I La ministra della Giustizia Marta Cartabia, col pieno sostegno di Draghi, difende a spada tratta la sua riforma. Ma nel M5S il fronte del no guidato da Conte e Bonafede non arretra. E si prepara a dare battaglia, senza escludere l’uscita dalla maggioranza.

PER OGGI È PREVISTA una tesissima riunione tra la truppa parlamentare e i ministri 5S, che si annuncia come un processo a chi ha detto sì al compromesso senza aver ricevuto un via liberA. «Le forze politiche dell’attuale maggioranza hanno sensibilità opposte e molto infiammate sulla giustizia», ha detto Cartabia al Corriere. «Che si sia riusciti ad approdare a un testo condiviso e comunque incisivo rende il traguardo ancora più significativo».

PER LA GUARDASIGILLI la nuova riforma «conserva l’impianto della prescrizione in primo grado della legge Bonafede: chi l’aveva allora proposta potrebbe ritenersi soddisfatto». Tuttavia, «non si poteva evitare di correggere gli effetti problematici di quella riforma. Per questo abbiamo stabilito tempi certi e predeterminati per la conclusione dei giudizi di appello e Cassazione. Giudizi lunghi recano un duplice danno: frustrano la domanda di giustizia delle vittime e ledono le garanzie degli imputati. La riforma proposta vuole rimediare ad entrambi questi problemi: è ciò che ci chiede la Costituzione».

Per i duri del M5S arriva come un sollievo la presa di posizione del presidente dell’Anm Giuseppe Santalucia, che parla di «perplessità» sulla riforma, in particolare per il tetto di due anni per i processi d’appello( tre per i reati più gravi), dopo in quali scatterebbe l’improcedibilità. Il numero uno dell’Anm è preoccupato che le Corti d’appello possano non essere in grado di rispettare tempi così stretti e per il rischio che le vittime non abbiano giustizia.

«Non siamo isolati», esulta il presidente della commissione Giustizia della Camera Mario Perantoni (M5S). «Le conseguenze sociali della morte dei processi sarebbero insopportabili». Giulia Sarti rincara la dose: «I nostri ministri dovranno rendere conto di fronte a tutti per l’annacquato papocchio sulla prescrizione. Io non voterò mai questa schifezza incostituzionale. Non mi rappresenta.
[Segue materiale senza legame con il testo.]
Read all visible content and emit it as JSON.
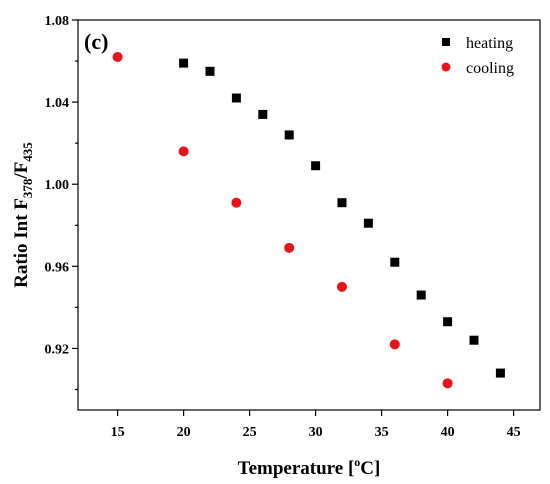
{
  "chart_data": {
    "type": "scatter",
    "panel_label": "(c)",
    "xlabel": "Temperature [",
    "xlabel_sup": "o",
    "xlabel_end": "C]",
    "ylabel_prefix": "Ratio Int F",
    "ylabel_sub1": "378",
    "ylabel_mid": "/F",
    "ylabel_sub2": "435",
    "xlim": [
      12,
      47
    ],
    "ylim": [
      0.89,
      1.08
    ],
    "x_ticks": [
      15,
      20,
      25,
      30,
      35,
      40,
      45
    ],
    "x_tick_labels": [
      "15",
      "20",
      "25",
      "30",
      "35",
      "40",
      "45"
    ],
    "y_ticks": [
      0.92,
      0.96,
      1.0,
      1.04,
      1.08
    ],
    "y_tick_labels": [
      "0.92",
      "0.96",
      "1.00",
      "1.04",
      "1.08"
    ],
    "legend_position": "top-right",
    "grid": false,
    "series": [
      {
        "name": "heating",
        "marker": "square",
        "color": "#000000",
        "x": [
          20,
          22,
          24,
          26,
          28,
          30,
          32,
          34,
          36,
          38,
          40,
          42,
          44
        ],
        "y": [
          1.059,
          1.055,
          1.042,
          1.034,
          1.024,
          1.009,
          0.991,
          0.981,
          0.962,
          0.946,
          0.933,
          0.924,
          0.908
        ]
      },
      {
        "name": "cooling",
        "marker": "circle",
        "color": "#e8121a",
        "x": [
          15,
          20,
          24,
          28,
          32,
          36,
          40
        ],
        "y": [
          1.062,
          1.016,
          0.991,
          0.969,
          0.95,
          0.922,
          0.903
        ]
      }
    ]
  }
}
E non rappresenta nessun parlamentare del M5S che abbia la capacità e la voglia di prendere posizione».

LA FAGLIA SULLA GIUSTIZIA riapre la ferita sulla leadership del Movimento che si stava tentando di ricomporre (a fatica) con i sette saggi. Da una parte i contiani che difendono la riforma Bonafede, dall’altra chi sta con il fondatore e accetta la mediazione trovata nel governo. Ma anche tra i contiani non tutti tifano per l’uscita dalla maggioranza. «Uscire non è la soluzione se non risolviamo i nostri problemi interni. Anzi, potrebbe rappresentare un ulteriore danno perché sarebbe vissuta come un “liberi tutti” e perderemmo ancor più incisività», avverte la senatrice contiana Alessandra Maiorino. Quanto al ruolo di Grillo, dice la senatrice: «È tempo che il M5S si emancipi dalla figura paterna».

PER IL PD LE TENSIONI in casa dell’alleato restano un grave problema. «Senza le riforme, innanzi tutto quella della giustizia, non ci saranno i soldi del piano europeo e non ci sarà la possibilità della ripartenza», dice Letta augurandosi che il dibattito nel M5s «non abbia ripercussioni sul governo». «Con Conte abbiamo un approccio diverso sulla giustizia, ma il rapporto tra noi è positivo e faremo lunghi pezzi di strada insieme», dice il leader Pd.

Inusuale arriva l’appello del vicepresidente del Csm David Ermini a tutti i partiti a «convergere su soluzioni condivise». Un appello che viene letto, tra le righe, come un segnale delle preoccupazioni del Quirinale.